If we partition $\angle PBC$ into $5^\circ$ and $30^\circ$ as in the figure, $PB$ becomes angle bisector of $\Delta ABR$. Now, notice that $\angle BRP = 60^\circ$. Also notice that since $\Delta BRC$ is isosceles as well, line segment $AR$ divides $\angle BAC$ equally. So $\angle RAC = 50^\circ$ and from there, $\angle ARP = 60^\circ$. Now notice that $PR$ is also angle bisector of $\Delta ABR$. Since two angle bisectors of $\Delta ABR$ intersects at $P$, third must pass through $P$ as well. Therefore $AP$ is the third angle bisector and $\angle PAR = \theta$. So we have $2\theta = 50 \implies \theta = 25^\circ$.
EDIT: Proof for the statement "If two angle bisectors intersects at point $P$, then third angle bisector also passes through $P$":

Assume we know that $BP$ and $CP$ are angle bisectors of $\Delta ABC$. Then let us draw perpendicular line segments $PD$, $PE$ and $PF$. Now notice that $\Delta BFP \cong \Delta BDP$ since they have the same angles and they share the hypotenus $BP$ (this means their hypotenus are the same). Therefore, we have $|PD| = |PF|$. By similar argument, $\Delta CDP \cong \Delta CEP$ so $|PD| = |PE|$. So we have $|PD| = |PE| = |PF|$. Now, since $|PE| = |PF|$ and $\Delta AFP$ and $\Delta AEP$ shares hypotenus, we have $|AF| = |AE|$ by Pythagoras Theorem. So, we also have $\Delta AFP \cong \Delta AEP$, which implies $\angle FAP = \angle PAE$.

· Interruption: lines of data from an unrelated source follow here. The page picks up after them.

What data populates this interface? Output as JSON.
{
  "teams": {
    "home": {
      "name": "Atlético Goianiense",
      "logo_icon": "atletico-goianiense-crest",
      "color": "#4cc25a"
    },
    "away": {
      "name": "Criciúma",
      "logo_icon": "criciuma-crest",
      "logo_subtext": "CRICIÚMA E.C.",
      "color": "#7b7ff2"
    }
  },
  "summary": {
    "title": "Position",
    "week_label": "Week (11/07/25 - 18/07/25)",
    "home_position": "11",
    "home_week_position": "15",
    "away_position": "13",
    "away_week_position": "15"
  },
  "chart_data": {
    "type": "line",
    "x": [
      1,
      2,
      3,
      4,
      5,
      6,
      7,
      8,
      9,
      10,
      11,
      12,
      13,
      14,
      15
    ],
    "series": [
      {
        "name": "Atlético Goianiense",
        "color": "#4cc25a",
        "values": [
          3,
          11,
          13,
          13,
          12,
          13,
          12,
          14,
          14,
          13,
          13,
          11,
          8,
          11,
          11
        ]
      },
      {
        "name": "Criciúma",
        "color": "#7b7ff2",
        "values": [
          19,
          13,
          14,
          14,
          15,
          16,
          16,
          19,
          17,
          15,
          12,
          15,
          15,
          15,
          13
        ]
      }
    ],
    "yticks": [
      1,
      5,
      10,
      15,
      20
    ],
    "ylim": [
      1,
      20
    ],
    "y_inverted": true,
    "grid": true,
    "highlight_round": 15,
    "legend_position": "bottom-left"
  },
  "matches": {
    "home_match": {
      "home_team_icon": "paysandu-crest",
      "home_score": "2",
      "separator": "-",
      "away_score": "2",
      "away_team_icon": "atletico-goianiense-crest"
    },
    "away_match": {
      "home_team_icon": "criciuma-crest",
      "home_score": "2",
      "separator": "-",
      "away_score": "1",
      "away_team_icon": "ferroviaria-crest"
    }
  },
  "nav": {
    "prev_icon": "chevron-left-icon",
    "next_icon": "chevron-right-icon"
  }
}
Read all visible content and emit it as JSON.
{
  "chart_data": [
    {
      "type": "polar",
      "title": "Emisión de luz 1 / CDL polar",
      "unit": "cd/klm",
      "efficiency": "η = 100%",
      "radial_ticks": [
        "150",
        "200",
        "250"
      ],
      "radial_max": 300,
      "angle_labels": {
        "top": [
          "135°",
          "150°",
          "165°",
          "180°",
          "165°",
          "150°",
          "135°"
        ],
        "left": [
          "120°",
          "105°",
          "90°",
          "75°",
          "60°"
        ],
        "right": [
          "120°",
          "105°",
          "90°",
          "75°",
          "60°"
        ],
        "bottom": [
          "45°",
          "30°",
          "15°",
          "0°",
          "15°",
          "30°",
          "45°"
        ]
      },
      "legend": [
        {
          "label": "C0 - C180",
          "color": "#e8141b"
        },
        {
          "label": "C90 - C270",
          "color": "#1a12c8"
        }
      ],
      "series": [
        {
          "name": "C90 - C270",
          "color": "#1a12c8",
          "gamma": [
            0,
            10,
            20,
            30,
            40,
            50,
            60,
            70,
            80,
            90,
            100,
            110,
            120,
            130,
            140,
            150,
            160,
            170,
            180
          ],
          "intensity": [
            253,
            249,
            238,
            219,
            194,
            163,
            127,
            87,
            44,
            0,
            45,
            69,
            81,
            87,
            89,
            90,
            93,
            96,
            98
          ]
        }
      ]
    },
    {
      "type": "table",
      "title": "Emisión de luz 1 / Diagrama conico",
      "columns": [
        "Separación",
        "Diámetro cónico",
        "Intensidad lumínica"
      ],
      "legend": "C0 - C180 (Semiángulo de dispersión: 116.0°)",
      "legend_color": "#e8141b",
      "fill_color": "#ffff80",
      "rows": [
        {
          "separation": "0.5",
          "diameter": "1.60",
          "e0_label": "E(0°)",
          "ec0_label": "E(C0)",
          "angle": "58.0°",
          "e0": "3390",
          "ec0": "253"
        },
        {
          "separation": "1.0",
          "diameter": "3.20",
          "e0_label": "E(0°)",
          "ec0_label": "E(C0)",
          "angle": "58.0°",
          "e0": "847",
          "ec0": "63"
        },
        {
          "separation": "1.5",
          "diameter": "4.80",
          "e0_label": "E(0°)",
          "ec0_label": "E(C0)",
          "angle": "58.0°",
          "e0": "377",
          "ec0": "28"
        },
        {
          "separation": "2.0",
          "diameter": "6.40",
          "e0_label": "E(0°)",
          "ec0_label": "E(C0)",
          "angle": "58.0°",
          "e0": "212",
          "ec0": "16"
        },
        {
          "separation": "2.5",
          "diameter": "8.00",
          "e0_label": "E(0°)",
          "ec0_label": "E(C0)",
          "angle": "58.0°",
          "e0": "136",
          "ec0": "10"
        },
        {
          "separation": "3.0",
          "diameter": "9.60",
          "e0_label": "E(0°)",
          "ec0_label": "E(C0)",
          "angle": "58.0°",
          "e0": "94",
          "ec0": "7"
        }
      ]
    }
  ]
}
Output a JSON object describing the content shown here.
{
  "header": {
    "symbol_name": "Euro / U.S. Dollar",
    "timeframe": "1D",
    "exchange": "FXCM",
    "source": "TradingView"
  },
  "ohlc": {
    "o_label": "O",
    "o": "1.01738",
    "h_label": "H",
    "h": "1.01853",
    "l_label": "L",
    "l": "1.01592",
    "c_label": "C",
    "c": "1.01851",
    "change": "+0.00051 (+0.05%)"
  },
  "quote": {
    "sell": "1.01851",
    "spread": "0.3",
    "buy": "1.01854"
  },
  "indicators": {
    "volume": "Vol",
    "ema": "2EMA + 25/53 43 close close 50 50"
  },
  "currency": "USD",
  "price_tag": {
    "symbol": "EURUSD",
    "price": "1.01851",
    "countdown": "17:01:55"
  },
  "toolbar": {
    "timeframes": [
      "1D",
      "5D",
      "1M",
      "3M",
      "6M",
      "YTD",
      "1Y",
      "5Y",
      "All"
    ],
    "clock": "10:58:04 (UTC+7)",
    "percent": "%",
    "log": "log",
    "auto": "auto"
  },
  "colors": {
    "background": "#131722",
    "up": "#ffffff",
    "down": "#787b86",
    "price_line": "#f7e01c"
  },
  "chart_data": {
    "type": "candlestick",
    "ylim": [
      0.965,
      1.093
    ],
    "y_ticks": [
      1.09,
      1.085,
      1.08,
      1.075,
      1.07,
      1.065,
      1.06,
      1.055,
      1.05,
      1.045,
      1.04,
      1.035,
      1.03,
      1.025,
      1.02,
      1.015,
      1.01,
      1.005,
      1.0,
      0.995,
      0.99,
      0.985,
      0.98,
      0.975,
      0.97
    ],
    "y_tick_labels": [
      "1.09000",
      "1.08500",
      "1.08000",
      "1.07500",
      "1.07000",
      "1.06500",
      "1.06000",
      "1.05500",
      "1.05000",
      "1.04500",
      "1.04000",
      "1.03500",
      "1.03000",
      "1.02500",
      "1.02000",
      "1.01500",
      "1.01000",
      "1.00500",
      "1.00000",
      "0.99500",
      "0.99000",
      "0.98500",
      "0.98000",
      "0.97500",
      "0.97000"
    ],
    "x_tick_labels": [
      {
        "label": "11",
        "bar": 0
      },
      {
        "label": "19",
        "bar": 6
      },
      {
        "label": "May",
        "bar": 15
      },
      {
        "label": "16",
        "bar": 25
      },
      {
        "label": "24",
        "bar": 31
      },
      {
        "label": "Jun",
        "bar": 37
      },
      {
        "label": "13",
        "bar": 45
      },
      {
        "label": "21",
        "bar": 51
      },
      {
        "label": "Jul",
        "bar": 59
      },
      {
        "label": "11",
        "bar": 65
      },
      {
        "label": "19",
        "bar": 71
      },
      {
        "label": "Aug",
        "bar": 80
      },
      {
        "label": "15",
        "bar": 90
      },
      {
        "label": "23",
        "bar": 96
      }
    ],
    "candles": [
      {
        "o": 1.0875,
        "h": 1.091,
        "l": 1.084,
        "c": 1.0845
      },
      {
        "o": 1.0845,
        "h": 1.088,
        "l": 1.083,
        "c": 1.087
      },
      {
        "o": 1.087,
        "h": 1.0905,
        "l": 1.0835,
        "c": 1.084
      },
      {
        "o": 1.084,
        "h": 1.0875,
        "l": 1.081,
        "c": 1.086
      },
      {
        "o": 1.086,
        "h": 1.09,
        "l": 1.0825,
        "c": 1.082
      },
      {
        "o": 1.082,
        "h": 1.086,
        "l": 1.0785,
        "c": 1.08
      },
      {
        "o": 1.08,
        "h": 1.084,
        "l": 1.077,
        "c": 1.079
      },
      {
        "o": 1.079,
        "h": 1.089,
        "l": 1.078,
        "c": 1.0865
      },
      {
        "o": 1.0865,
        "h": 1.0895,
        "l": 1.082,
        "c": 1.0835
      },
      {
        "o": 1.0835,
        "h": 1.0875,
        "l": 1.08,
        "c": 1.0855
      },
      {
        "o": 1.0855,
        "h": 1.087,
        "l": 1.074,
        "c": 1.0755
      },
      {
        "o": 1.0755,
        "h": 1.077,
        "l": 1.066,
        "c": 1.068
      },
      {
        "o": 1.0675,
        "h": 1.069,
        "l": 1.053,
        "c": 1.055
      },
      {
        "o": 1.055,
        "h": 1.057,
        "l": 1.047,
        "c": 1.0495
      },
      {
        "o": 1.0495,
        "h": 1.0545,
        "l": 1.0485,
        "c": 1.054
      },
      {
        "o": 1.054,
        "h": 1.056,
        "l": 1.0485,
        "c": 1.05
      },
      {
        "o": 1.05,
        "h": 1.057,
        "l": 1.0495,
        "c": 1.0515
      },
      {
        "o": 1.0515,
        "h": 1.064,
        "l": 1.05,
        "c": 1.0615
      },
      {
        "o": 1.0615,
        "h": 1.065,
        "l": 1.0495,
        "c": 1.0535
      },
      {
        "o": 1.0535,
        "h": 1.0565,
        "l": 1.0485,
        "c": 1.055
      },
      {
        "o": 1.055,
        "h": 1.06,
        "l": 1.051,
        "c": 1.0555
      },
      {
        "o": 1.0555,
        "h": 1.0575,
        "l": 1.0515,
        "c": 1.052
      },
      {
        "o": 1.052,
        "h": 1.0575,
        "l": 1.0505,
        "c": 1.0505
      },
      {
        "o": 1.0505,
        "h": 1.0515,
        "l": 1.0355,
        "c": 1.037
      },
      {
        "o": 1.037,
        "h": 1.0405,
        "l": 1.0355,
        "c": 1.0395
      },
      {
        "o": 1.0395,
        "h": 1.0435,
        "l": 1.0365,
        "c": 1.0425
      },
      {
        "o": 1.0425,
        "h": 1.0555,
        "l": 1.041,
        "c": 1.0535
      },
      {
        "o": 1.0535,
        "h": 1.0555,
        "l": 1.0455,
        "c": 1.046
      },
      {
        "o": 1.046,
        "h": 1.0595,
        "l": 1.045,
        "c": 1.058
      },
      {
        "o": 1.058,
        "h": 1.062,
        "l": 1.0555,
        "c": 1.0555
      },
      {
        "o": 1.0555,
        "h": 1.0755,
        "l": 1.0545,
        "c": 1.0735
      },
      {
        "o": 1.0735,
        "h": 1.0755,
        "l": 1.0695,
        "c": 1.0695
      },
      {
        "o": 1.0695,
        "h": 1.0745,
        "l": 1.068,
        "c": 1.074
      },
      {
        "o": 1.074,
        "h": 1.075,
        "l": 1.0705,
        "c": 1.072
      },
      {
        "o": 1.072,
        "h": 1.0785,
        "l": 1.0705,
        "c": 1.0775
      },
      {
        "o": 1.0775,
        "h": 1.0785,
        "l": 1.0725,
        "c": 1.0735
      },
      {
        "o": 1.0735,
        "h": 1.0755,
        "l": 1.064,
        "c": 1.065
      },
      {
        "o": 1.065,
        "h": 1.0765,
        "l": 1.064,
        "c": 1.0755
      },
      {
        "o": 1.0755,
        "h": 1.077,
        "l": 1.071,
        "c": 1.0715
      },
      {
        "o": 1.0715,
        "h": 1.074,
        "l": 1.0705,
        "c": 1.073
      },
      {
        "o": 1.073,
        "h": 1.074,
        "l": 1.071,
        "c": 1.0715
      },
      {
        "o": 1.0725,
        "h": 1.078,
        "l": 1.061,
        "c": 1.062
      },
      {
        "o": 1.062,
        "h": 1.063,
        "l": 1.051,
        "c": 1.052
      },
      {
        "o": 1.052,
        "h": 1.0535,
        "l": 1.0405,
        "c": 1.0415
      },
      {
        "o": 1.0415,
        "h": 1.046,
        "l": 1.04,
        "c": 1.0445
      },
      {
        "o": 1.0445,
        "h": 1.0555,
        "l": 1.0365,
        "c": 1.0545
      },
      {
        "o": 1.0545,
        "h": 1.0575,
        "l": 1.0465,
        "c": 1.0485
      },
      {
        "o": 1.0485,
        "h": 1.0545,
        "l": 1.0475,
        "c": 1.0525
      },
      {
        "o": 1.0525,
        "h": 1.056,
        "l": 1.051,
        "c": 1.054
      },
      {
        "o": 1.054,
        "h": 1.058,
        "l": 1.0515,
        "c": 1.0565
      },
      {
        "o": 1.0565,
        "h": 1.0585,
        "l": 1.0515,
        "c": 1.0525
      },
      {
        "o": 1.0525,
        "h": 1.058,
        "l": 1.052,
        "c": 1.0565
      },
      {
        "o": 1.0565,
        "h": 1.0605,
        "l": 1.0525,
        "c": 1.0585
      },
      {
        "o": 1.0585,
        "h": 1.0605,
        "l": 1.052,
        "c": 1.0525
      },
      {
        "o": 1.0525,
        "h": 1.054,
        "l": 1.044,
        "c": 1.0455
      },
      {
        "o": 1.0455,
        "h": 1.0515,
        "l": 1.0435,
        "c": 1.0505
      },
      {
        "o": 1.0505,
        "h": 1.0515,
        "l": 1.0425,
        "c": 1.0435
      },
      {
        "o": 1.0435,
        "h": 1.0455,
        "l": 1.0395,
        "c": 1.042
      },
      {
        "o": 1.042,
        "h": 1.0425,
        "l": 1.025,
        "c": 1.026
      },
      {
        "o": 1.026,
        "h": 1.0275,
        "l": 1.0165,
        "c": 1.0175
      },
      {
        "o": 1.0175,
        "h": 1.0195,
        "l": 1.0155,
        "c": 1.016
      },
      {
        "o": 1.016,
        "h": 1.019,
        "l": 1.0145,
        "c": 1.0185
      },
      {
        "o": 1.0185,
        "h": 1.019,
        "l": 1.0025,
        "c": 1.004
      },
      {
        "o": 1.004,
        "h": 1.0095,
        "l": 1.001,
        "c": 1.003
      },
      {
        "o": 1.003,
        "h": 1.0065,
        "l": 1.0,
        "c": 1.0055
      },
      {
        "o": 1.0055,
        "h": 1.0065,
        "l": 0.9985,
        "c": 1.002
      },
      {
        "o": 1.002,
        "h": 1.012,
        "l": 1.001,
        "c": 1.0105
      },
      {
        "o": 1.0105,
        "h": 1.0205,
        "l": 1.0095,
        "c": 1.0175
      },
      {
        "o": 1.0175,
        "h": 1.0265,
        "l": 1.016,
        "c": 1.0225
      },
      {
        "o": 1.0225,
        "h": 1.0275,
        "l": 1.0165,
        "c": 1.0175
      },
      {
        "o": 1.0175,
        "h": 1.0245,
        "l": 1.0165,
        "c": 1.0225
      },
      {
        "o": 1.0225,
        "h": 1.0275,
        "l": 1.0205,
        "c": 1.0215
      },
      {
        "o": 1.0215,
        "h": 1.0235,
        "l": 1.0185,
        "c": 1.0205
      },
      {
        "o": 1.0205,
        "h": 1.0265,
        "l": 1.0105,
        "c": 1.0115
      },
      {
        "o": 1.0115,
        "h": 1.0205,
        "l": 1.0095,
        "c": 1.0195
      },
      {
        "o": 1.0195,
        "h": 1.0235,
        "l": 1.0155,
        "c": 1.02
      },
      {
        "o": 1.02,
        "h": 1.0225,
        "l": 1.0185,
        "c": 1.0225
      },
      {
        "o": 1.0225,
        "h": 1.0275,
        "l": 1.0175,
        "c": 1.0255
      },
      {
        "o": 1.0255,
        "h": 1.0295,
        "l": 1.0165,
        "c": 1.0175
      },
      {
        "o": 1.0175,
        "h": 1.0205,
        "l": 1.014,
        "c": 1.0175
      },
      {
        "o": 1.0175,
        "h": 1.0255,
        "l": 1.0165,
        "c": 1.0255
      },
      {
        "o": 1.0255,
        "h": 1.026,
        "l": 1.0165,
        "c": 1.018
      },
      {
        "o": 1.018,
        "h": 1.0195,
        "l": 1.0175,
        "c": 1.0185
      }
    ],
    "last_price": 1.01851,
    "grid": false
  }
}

I'm glad that you asked for a proof because I thought proof could come from inscribed circle but now I noticed that we can't know whether $P$ is the center of inscribed circle or not just by knowing two angle bisectors insersect at $P$, directly (it can be derived as in the following but not obvious in the beginning). When we use the argument above, we can conclude that $P$ is the center of inscribed circle by using the equation $|PD| = |PE| = |PF| = r$ where $r$ is the radius of inscribed circle. So my hint when you first asked for a proof was result of this argument but wasn't quite right, I admit that.